Transposable elements are intriguing components of non-coding DNA that exhibit behavior similar to viruses by inserting their DNA into various locations within the genome. These elements are categorized into two main types: transposons and retrotransposons. Transposons utilize a DNA intermediate for insertion, while retrotransposons employ an RNA intermediate. A notable subtype of retrotransposons is the long interspersed nuclear element (LINE), which is unique because it encodes for the enzyme reverse transcriptase. This enzyme facilitates the conversion of RNA back into DNA, allowing the LINE to integrate its sequence into the genome effectively.
In the structure of a LINE, there are genes responsible for transposition, which enable the movement of the element, flanked by long terminal repeats that are often considered non-functional or "junk" DNA. Another form of non-coding DNA is pseudogenes, which are remnants of once-functional genes that have lost their activity due to mutations.
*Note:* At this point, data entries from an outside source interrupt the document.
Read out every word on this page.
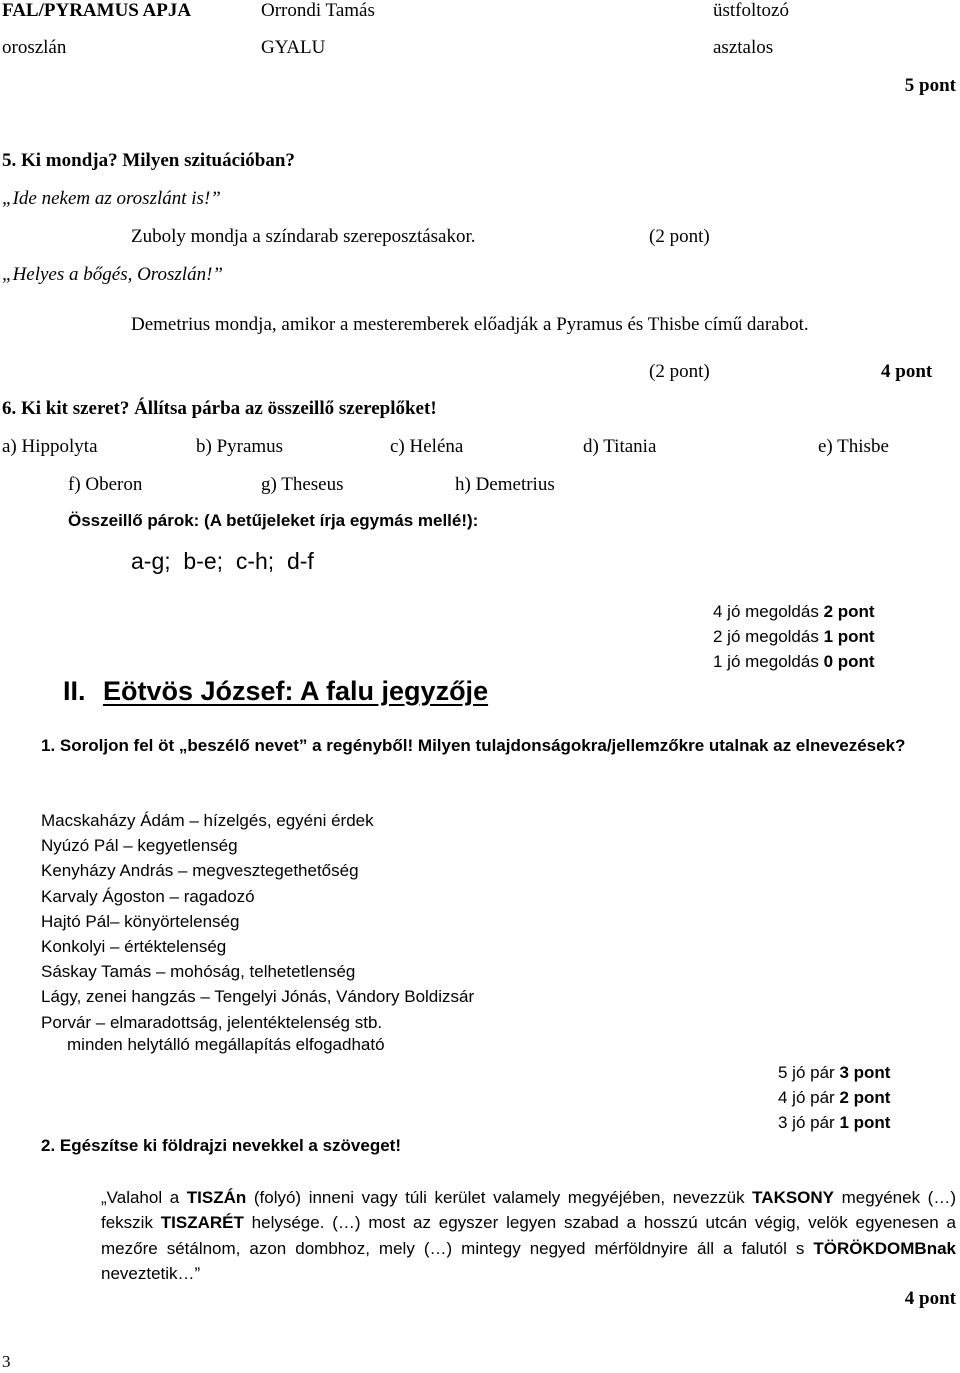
FAL/PYRAMUS APJA	Orrondi Tamás	üstfoltozó
oroszlán	GYALU	asztalos
5 pont
5. Ki mondja? Milyen szituációban?
„Ide nekem az oroszlánt is!”
Zuboly mondja a színdarab szereposztásakor.	(2 pont)
„Helyes a bőgés, Oroszlán!”
Demetrius mondja, amikor a mesteremberek előadják a Pyramus és Thisbe című darabot.
(2 pont)	4 pont
6. Ki kit szeret? Állítsa párba az összeillő szereplőket!
a) Hippolyta	b) Pyramus	c) Heléna	d) Titania	e) Thisbe
f) Oberon	g) Theseus	h) Demetrius
Összeillő párok: (A betűjeleket írja egymás mellé!):
a-g;  b-e;  c-h;  d-f
4 jó megoldás 2 pont
2 jó megoldás 1 pont
1 jó megoldás 0 pont
II. Eötvös József: A falu jegyzője
1. Soroljon fel öt „beszélő nevet” a regényből! Milyen tulajdonságokra/jellemzőkre utalnak az elnevezések?
Macskaházy Ádám – hízelgés, egyéni érdek
Nyúzó Pál – kegyetlenség
Kenyházy András – megvesztegethetőség
Karvaly Ágoston – ragadozó
Hajtó Pál– könyörtelenség
Konkolyi – értéktelenség
Sáskay Tamás – mohóság, telhetetlenség
Lágy, zenei hangzás – Tengelyi Jónás, Vándory Boldizsár
Porvár – elmaradottság, jelentéktelenség stb.
minden helytálló megállapítás elfogadható
5 jó pár 3 pont
4 jó pár 2 pont
3 jó pár 1 pont
2. Egészítse ki földrajzi nevekkel a szöveget!
„Valahol a TISZÁn (folyó) inneni vagy túli kerület valamely megyéjében, nevezzük TAKSONY megyének (…) fekszik TISZARÉT helysége. (…) most az egyszer legyen szabad a hosszú utcán végig, velök egyenesen a mezőre sétálnom, azon dombhoz, mely (…) mintegy negyed mérföldnyire áll a falutól s TÖRÖKDOMBnak neveztetik…”
4 pont
3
Although they were once capable of coding for proteins, they are now inactive and contribute to the vast array of non-coding DNA in the genome.
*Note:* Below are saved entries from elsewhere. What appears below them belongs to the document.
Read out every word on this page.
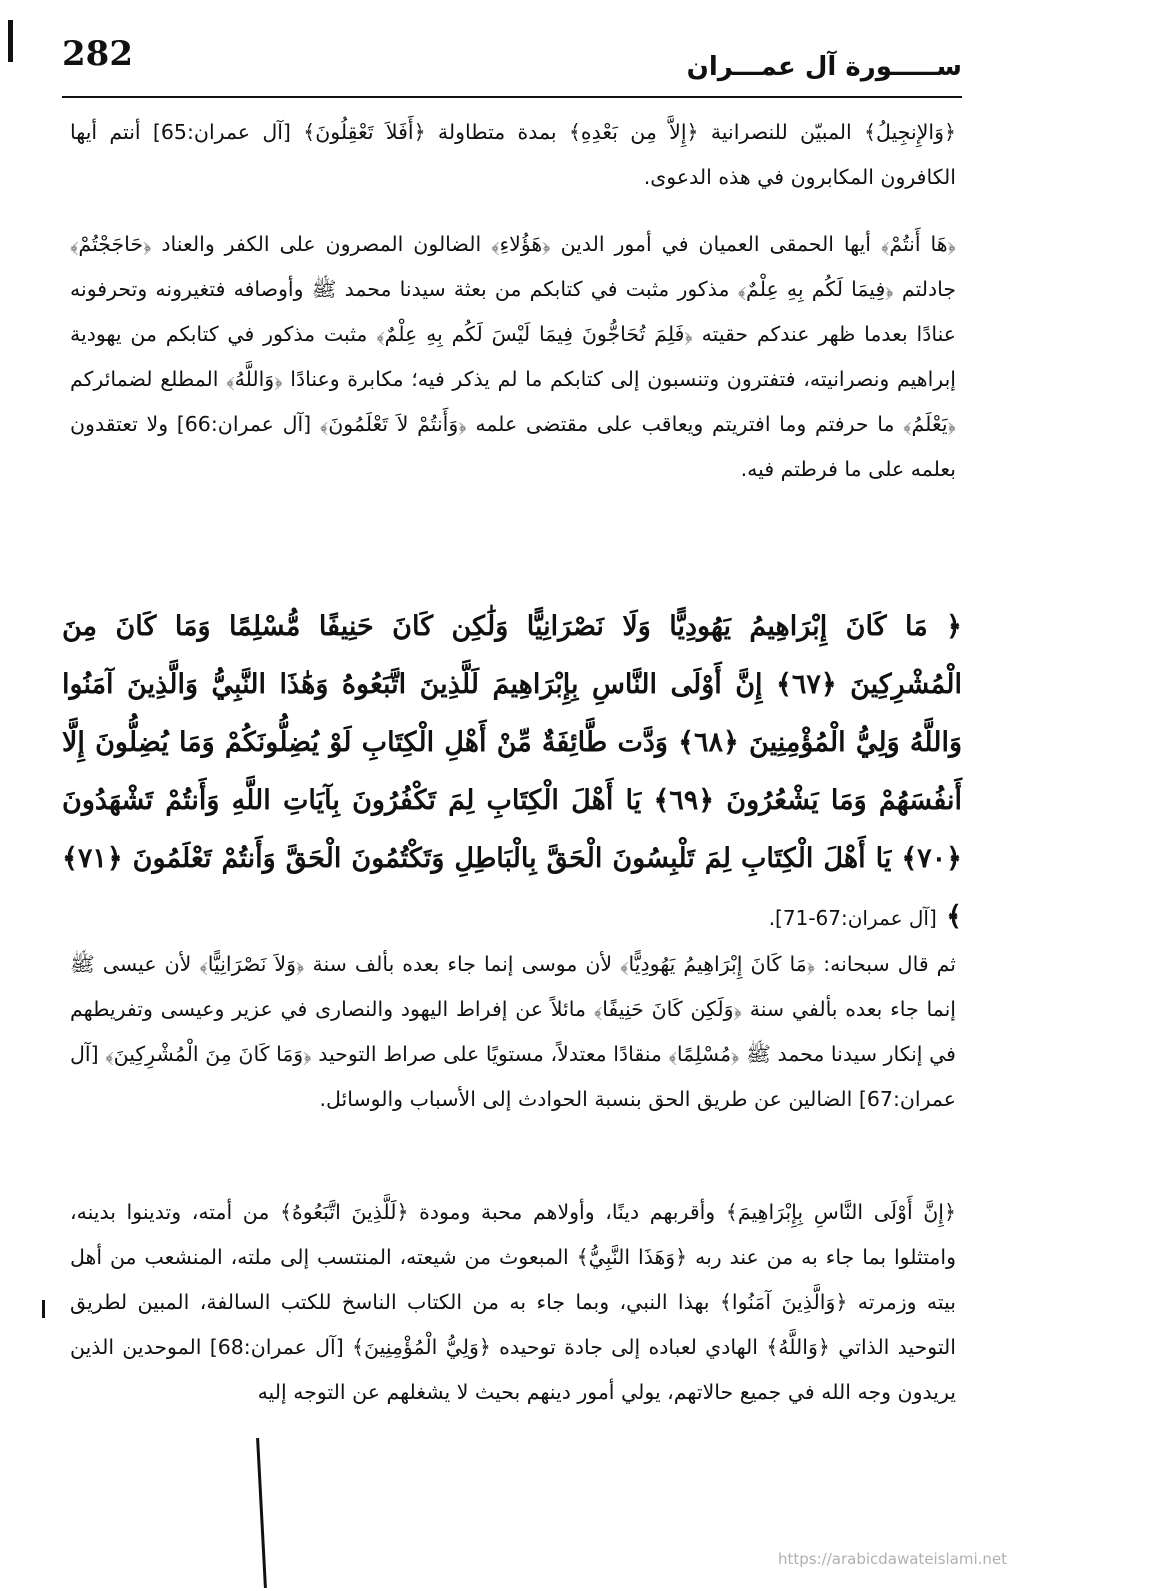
282	ســـــورة آل عمـــران

﴿وَالإِنجِيلُ﴾ المبيّن للنصرانية ﴿إِلاَّ مِن بَعْدِهِ﴾ بمدة متطاولة ﴿أَفَلاَ تَعْقِلُونَ﴾ [آل عمران:65] أنتم أيها الكافرون المكابرون في هذه الدعوى.

﴿هَا أَنتُمْ﴾ أيها الحمقى العميان في أمور الدين ﴿هَؤُلاءِ﴾ الضالون المصرون على الكفر والعناد ﴿حَاجَجْتُمْ﴾ جادلتم ﴿فِيمَا لَكُم بِهِ عِلْمٌ﴾ مذكور مثبت في كتابكم من بعثة سيدنا محمد ﷺ وأوصافه فتغيرونه وتحرفونه عنادًا بعدما ظهر عندكم حقيته ﴿فَلِمَ تُحَاجُّونَ فِيمَا لَيْسَ لَكُم بِهِ عِلْمٌ﴾ مثبت مذكور في كتابكم من يهودية إبراهيم ونصرانيته، فتفترون وتنسبون إلى كتابكم ما لم يذكر فيه؛ مكابرة وعنادًا ﴿وَاللَّهُ﴾ المطلع لضمائركم ﴿يَعْلَمُ﴾ ما حرفتم وما افتريتم ويعاقب على مقتضى علمه ﴿وَأَنتُمْ لاَ تَعْلَمُونَ﴾ [آل عمران:66] ولا تعتقدون بعلمه على ما فرطتم فيه.

﴿ مَا كَانَ إِبْرَاهِيمُ يَهُودِيًّا وَلَا نَصْرَانِيًّا وَلَٰكِن كَانَ حَنِيفًا مُّسْلِمًا وَمَا كَانَ مِنَ الْمُشْرِكِينَ ﴿٦٧﴾ إِنَّ أَوْلَى النَّاسِ بِإِبْرَاهِيمَ لَلَّذِينَ اتَّبَعُوهُ وَهَٰذَا النَّبِيُّ وَالَّذِينَ آمَنُوا وَاللَّهُ وَلِيُّ الْمُؤْمِنِينَ ﴿٦٨﴾ وَدَّت طَّائِفَةٌ مِّنْ أَهْلِ الْكِتَابِ لَوْ يُضِلُّونَكُمْ وَمَا يُضِلُّونَ إِلَّا أَنفُسَهُمْ وَمَا يَشْعُرُونَ ﴿٦٩﴾ يَا أَهْلَ الْكِتَابِ لِمَ تَكْفُرُونَ بِآيَاتِ اللَّهِ وَأَنتُمْ تَشْهَدُونَ ﴿٧٠﴾ يَا أَهْلَ الْكِتَابِ لِمَ تَلْبِسُونَ الْحَقَّ بِالْبَاطِلِ وَتَكْتُمُونَ الْحَقَّ وَأَنتُمْ تَعْلَمُونَ ﴿٧١﴾ ﴾ [آل عمران:67-71].

ثم قال سبحانه: ﴿مَا كَانَ إِبْرَاهِيمُ يَهُودِيًّا﴾ لأن موسى إنما جاء بعده بألف سنة ﴿وَلاَ نَصْرَانِيًّا﴾ لأن عيسى ﷺ إنما جاء بعده بألفي سنة ﴿وَلَكِن كَانَ حَنِيفًا﴾ مائلاً عن إفراط اليهود والنصارى في عزير وعيسى وتفريطهم في إنكار سيدنا محمد ﷺ ﴿مُسْلِمًا﴾ منقادًا معتدلاً، مستويًا على صراط التوحيد ﴿وَمَا كَانَ مِنَ الْمُشْرِكِينَ﴾ [آل عمران:67] الضالين عن طريق الحق بنسبة الحوادث إلى الأسباب والوسائل.

﴿إِنَّ أَوْلَى النَّاسِ بِإِبْرَاهِيمَ﴾ وأقربهم دينًا، وأولاهم محبة ومودة ﴿لَلَّذِينَ اتَّبَعُوهُ﴾ من أمته، وتدينوا بدينه، وامتثلوا بما جاء به من عند ربه ﴿وَهَذَا النَّبِيُّ﴾ المبعوث من شيعته، المنتسب إلى ملته، المنشعب من أهل بيته وزمرته ﴿وَالَّذِينَ آمَنُوا﴾ بهذا النبي، وبما جاء به من الكتاب الناسخ للكتب السالفة، المبين لطريق التوحيد الذاتي ﴿وَاللَّهُ﴾ الهادي لعباده إلى جادة توحيده ﴿وَلِيُّ الْمُؤْمِنِينَ﴾ [آل عمران:68] الموحدين الذين يريدون وجه الله في جميع حالاتهم، يولي أمور دينهم بحيث لا يشغلهم عن التوجه إليه

https://arabicdawateislami.net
MicroRNA (miRNA) is another important type of non-coding DNA that, while not coding for proteins, plays a crucial role in gene regulation through RNA interference mechanisms in eukaryotes. Additionally, non-coding DNA is found within genes in the form of introns, which are segments that do not code for proteins but are interspersed within protein-coding sequences.
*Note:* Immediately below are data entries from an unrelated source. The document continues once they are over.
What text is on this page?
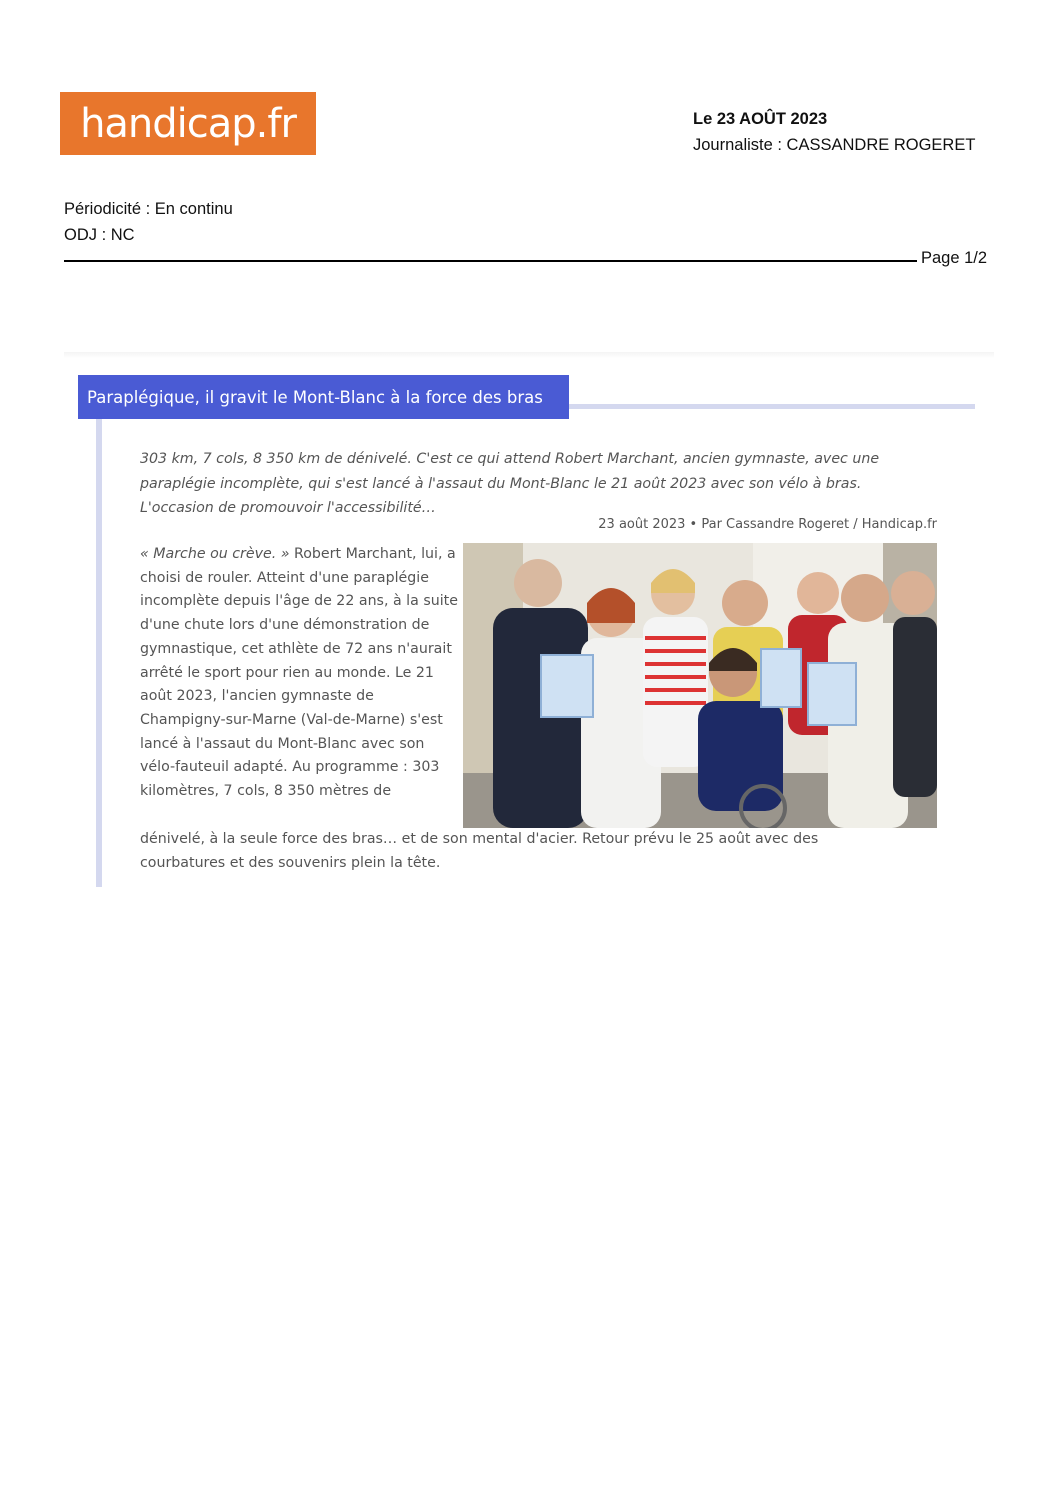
handicap.fr	Le 23 AOÛT 2023
Journaliste : CASSANDRE ROGERET
Périodicité : En continu
ODJ : NC
Page 1/2
Paraplégique, il gravit le Mont-Blanc à la force des bras
303 km, 7 cols, 8 350 km de dénivelé. C'est ce qui attend Robert Marchant, ancien gymnaste, avec une paraplégie incomplète, qui s'est lancé à l'assaut du Mont-Blanc le 21 août 2023 avec son vélo à bras. L'occasion de promouvoir l'accessibilité…
23 août 2023 • Par Cassandre Rogeret / Handicap.fr
« Marche ou crève. » Robert Marchant, lui, a choisi de rouler. Atteint d'une paraplégie incomplète depuis l'âge de 22 ans, à la suite d'une chute lors d'une démonstration de gymnastique, cet athlète de 72 ans n'aurait arrêté le sport pour rien au monde. Le 21 août 2023, l'ancien gymnaste de Champigny-sur-Marne (Val-de-Marne) s'est lancé à l'assaut du Mont-Blanc avec son vélo-fauteuil adapté. Au programme : 303 kilomètres, 7 cols, 8 350 mètres de
dénivelé, à la seule force des bras… et de son mental d'acier. Retour prévu le 25 août avec des courbatures et des souvenirs plein la tête.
For instance, a comparison between a chimpanzee gene and its human counterpart illustrates how insertions and deletions can render a gene non-functional, transforming it into a pseudogene. Overall, the eukaryotic genome is predominantly composed of non-coding DNA, with only a small fraction dedicated to protein-coding sequences, highlighting the complexity and significance of these non-coding elements in genetic regulation and evolution.